Reading Dawkins’ “The Greatest Show on Earth” yesterday, I was reminded of this letter from Darwin to Wallace:
I crossed the Painted Lady and Purple sweetpeas, which are very differently coloured varieties, and got, even out of the same pod, both varieties perfect but not intermediate. Something of this kind I should think must occur at least with your butterflies & the three forms of Lythrum; tho’ those cases are in appearance so wonderful. I do not know that they are really more so than every female in the world producing distinct male and female offspring…
Maybe if they’d pursued this topic a bit more, Darwin and Wallace could have rejected the blending theory of inheritance that was prevalent at the time and duplicated Mendel’s discovery of particulate inheritance. But to what did “your butterflies” refer?
I’m pretty sure I found the answer today. In the Sumatra chapter of Wallace’s “Malay Archipelago” he discusses polymorphism in the buttefly, Papilio memnon. The females of this species occur in two very different forms, one of which mimics another species that birds don’t eat.
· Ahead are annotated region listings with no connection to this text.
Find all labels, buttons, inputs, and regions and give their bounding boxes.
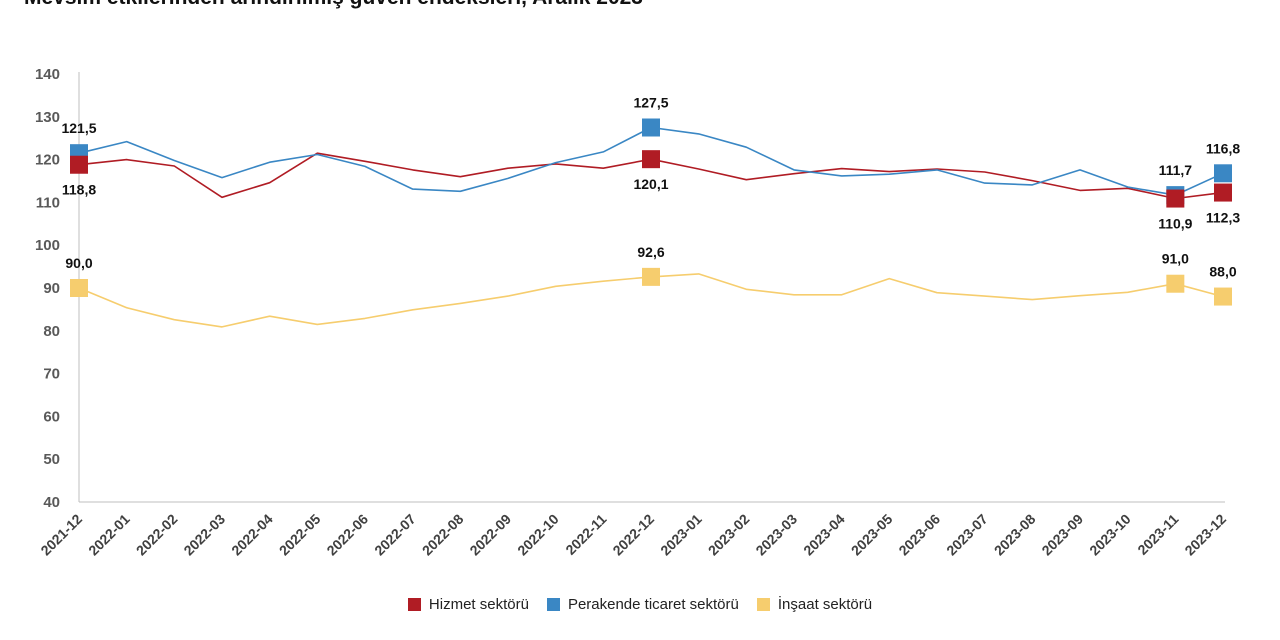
x-tick-label: 2023-11 (1134, 511, 1181, 558)
x-tick-label: 2022-11 (562, 511, 609, 558)
y-tick-label: 120 (35, 152, 60, 169)
x-tick-label: 2023-04 (800, 511, 848, 559)
data-markers: 118,8 121,5 90,0 120,1 127,5 92,6 110,9 111,7 91… (61, 95, 1240, 306)
x-tick-label: 2023-07 (943, 511, 991, 559)
legend-label-perakende: Perakende ticaret sektörü (567, 596, 739, 613)
data-label: 110,9 (1158, 216, 1192, 232)
x-tick-label: 2022-10 (514, 511, 562, 559)
y-tick-label: 140 (35, 66, 60, 83)
data-label: 91,0 (1162, 251, 1189, 267)
y-tick-label: 40 (43, 494, 60, 511)
data-marker (1214, 164, 1232, 183)
x-tick-label: 2021-12 (37, 511, 85, 559)
data-marker (1166, 189, 1185, 208)
y-tick-label: 130 (35, 109, 60, 126)
legend-label-hizmet: Hizmet sektörü (428, 596, 529, 613)
legend-item-hizmet[interactable]: Hizmet sektörü (407, 596, 529, 613)
y-tick-label: 90 (43, 280, 60, 297)
x-tick-label: 2022-09 (466, 511, 514, 559)
data-label: 116,8 (1206, 140, 1240, 156)
x-tick-label: 2022-07 (371, 511, 419, 559)
chart-title: Mevsim etkilerinden arındırılmış güven e… (24, 0, 643, 10)
x-tick-label: 2023-08 (991, 511, 1039, 559)
data-label: 127,5 (633, 95, 668, 111)
legend-label-insaat: İnşaat sektörü (777, 596, 873, 613)
x-tick-label: 2023-12 (1181, 511, 1229, 559)
x-tick-label: 2022-05 (276, 511, 324, 559)
data-label: 92,6 (637, 244, 664, 260)
x-tick-label: 2022-02 (133, 511, 181, 559)
x-tick-label: 2023-09 (1038, 511, 1086, 559)
data-label: 90,0 (65, 255, 92, 271)
x-tick-label: 2023-03 (752, 511, 800, 559)
data-label: 111,7 (1159, 162, 1193, 178)
x-tick-label: 2023-05 (848, 511, 896, 559)
data-marker (1166, 274, 1185, 293)
y-tick-label: 80 (43, 323, 60, 340)
y-tick-label: 100 (35, 237, 60, 254)
x-tick-label: 2023-10 (1086, 511, 1134, 559)
data-marker (70, 155, 88, 174)
data-marker (70, 279, 88, 297)
data-label: 88,0 (1209, 264, 1236, 280)
legend-swatch-insaat (756, 598, 770, 611)
y-tick-label: 50 (43, 451, 60, 468)
legend-item-insaat[interactable]: İnşaat sektörü (756, 596, 873, 613)
legend-swatch-hizmet (407, 598, 421, 611)
y-tick-label: 70 (43, 366, 60, 383)
x-tick-label: 2022-01 (85, 511, 133, 559)
x-tick-label: 2022-12 (609, 511, 657, 559)
data-label: 120,1 (633, 176, 668, 192)
x-tick-label: 2023-06 (895, 511, 943, 559)
data-marker (642, 150, 660, 169)
data-label: 118,8 (62, 182, 96, 198)
x-tick-label: 2023-01 (657, 511, 705, 559)
x-tick-label: 2023-02 (705, 511, 753, 559)
data-marker (1214, 287, 1232, 306)
data-label: 121,5 (61, 120, 96, 136)
legend-swatch-perakende (546, 598, 560, 611)
x-tick-label: 2022-03 (180, 511, 228, 559)
data-label: 112,3 (1206, 210, 1240, 226)
data-marker (642, 118, 660, 137)
legend: Hizmet sektörü Perakende ticaret sektörü… (0, 596, 1280, 613)
data-marker (642, 267, 660, 286)
data-marker (1214, 183, 1232, 202)
x-tick-label: 2022-08 (419, 511, 467, 559)
y-tick-label: 110 (36, 194, 60, 211)
y-tick-label: 60 (43, 408, 60, 425)
x-tick-label: 2022-04 (228, 511, 276, 559)
legend-item-perakende[interactable]: Perakende ticaret sektörü (546, 596, 739, 613)
x-tick-label: 2022-06 (323, 511, 371, 559)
Wallace notes that females of either form produce offspring of both forms, with no intermediates.
I wondered whether anyone has worked out the genetic basis of this polymorphism. “Identification of doublesex alleles associated with the female-limited Batesian mimicry polymorphism in Papilio memnon” found ” two allelic sequences of the doublesex gene that corresponded exactly with the mimetic and non-mimetic female phenotypes.” The image below. showing male and two female versions, comes from their paper. No mention of Darwin’s landmark letter to Wallace, though.